FAQΒΆ

How do I set up virtual hosting?

The publisher does not come with built-in support for virtual hosting setups. You can use paste.urlmap to host your application at some subpath. This will set the SCRIPT_NAME variable to the subpath and pass on the remaining path as the PATH_INFO.

For URL generation, you need to establish your application URL manually; the paths obtained using the path method of a route come after the application URL, e.g.:

absolute_url = application_url + route.path(...)

The application_url attribute of the WebOb request object returns the host including the script name. It never ends in a trailing slash.

How do I control what the routes match?

It is not advertised, but the routes syntax allows for regular expression usage. Some examples:

To match all URLs which ends in .txt we use positive look-ahead:

/some/path/(?=.+\.txt)*

Instead of +, we can use \*; the asterisk character must be escaped in this context (else it will be interpreted by the route compiler).

We can use look-ahead assertions (both positive or negative) on the match dict segments too. The following matches only keys consisting of lowercase characters:

/keys/(?=[a-z]+):key

In general, these assertions are discouraged.
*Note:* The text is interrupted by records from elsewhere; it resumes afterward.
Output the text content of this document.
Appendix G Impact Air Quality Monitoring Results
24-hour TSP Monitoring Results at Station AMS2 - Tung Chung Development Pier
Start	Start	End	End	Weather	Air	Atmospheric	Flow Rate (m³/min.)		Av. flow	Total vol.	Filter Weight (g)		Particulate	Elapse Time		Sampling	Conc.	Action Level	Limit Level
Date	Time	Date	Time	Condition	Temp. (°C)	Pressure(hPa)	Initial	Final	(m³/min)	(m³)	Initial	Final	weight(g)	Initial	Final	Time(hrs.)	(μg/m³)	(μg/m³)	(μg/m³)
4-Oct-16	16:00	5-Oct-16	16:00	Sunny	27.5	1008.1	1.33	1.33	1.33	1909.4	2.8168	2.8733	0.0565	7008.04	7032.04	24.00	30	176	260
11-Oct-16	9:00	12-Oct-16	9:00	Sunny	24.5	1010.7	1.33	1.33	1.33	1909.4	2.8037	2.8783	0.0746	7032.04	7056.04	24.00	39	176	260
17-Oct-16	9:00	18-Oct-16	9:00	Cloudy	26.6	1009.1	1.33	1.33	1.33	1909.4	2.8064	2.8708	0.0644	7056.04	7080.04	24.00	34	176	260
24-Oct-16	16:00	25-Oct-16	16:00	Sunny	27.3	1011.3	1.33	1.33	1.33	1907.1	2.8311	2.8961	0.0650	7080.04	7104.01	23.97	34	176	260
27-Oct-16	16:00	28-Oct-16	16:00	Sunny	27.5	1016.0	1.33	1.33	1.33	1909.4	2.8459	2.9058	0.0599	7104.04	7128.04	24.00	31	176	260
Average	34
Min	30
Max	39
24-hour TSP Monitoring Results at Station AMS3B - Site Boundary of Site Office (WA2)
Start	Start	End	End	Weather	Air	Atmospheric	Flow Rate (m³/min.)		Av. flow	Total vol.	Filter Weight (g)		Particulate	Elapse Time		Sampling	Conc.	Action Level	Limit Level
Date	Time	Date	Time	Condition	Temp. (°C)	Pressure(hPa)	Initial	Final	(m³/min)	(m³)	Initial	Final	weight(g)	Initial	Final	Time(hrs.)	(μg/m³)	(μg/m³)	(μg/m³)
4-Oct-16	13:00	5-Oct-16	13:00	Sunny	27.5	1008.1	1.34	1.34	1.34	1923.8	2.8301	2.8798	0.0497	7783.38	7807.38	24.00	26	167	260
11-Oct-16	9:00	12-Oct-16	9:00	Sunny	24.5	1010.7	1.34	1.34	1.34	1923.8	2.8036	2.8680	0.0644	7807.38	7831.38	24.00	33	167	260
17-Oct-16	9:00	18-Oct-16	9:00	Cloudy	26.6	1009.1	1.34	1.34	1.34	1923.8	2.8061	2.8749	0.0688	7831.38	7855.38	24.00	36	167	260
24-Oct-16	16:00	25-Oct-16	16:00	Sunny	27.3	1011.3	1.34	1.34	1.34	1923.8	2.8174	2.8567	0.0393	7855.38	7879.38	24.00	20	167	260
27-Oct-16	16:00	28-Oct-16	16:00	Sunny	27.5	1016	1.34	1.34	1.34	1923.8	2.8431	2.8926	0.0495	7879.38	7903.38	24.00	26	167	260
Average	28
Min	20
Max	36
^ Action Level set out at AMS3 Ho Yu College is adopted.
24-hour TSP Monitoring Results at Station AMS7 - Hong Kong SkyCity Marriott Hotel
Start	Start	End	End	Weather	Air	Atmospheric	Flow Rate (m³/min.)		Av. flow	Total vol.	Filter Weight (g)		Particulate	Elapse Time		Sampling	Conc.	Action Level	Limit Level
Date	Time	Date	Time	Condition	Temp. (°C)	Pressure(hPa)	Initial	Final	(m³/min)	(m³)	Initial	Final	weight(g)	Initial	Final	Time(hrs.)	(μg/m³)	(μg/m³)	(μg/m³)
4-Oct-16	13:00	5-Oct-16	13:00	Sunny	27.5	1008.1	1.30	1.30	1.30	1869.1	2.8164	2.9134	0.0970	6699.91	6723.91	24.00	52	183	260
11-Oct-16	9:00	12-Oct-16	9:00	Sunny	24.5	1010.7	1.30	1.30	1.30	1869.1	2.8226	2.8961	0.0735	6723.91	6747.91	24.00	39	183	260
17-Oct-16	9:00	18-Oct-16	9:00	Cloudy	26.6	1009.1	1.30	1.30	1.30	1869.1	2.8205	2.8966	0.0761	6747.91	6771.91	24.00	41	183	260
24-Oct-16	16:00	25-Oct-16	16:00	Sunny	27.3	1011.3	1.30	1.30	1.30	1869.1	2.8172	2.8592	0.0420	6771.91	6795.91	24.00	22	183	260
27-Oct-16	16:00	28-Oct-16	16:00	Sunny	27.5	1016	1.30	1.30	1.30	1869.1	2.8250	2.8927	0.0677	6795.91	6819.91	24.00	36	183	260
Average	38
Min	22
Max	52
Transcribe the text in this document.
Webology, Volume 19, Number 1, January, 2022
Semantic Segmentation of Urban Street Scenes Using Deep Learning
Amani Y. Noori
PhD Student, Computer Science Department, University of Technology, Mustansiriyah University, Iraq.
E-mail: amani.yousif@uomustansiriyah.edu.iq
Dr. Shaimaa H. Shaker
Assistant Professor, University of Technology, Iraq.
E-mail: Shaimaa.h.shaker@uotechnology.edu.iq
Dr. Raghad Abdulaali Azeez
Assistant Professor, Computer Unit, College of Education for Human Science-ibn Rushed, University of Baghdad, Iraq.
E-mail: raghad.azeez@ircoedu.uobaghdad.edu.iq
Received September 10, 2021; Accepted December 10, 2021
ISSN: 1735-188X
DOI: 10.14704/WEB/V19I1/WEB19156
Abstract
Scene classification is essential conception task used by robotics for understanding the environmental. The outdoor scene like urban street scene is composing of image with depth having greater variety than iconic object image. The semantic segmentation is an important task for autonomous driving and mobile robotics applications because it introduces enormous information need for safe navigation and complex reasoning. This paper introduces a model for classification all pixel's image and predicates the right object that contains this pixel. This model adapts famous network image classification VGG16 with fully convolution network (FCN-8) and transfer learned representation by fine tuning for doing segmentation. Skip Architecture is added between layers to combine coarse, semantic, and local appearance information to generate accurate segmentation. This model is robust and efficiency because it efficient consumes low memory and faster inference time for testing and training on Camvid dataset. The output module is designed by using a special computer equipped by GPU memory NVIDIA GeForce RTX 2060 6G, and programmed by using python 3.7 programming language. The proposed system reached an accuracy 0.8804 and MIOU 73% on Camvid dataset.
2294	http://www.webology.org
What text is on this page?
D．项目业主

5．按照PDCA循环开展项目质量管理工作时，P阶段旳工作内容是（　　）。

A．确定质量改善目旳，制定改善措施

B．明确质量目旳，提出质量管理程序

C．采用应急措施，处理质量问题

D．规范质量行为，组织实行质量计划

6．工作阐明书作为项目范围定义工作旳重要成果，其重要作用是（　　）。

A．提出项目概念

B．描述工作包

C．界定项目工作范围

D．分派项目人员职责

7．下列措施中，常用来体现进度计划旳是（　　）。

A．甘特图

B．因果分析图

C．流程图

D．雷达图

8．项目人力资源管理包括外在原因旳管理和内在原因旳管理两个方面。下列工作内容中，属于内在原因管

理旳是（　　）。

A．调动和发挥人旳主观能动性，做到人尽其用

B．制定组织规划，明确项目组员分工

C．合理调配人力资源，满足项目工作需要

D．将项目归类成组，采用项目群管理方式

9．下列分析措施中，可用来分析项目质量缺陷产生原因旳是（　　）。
It’s usually better to inform the user that something was unexpected than return a 404 Not Found (which will be the response if no route matches).

How do I implement a REST interface?

There is no inherent support for the REQUEST_METHOD header which is used in the REST protocol.

Applications should define their own logic, e.g.:

class Application(otto.Application):
    def __init__(self):
        super(Application, self).__init__()

        @self.connect("/rest")
        def controller(request):
            try:
                handler = getattr(self, request.method)
            except AttributeError:
                raise webob.HTTPBadRequest(
                    u"Unable to handle method: %s." % request.method)
            return handler(request)

    def GET(self, request):
        ...

    def PUT(self, request):
        ...

It was discussed whether to add controller predicates that make it possible to define a controller for a particular request method, but in practice, it turns out that there’s a good bit of commonality between the controllers for different request methods (and likely this holds true for other properties of the HTTP environment).

In general it is also difficult to devise a syntax for predicates that test against the HTTP environment. For instance, the request type (accept) value must be tested part by part, in order, and not as an exact match.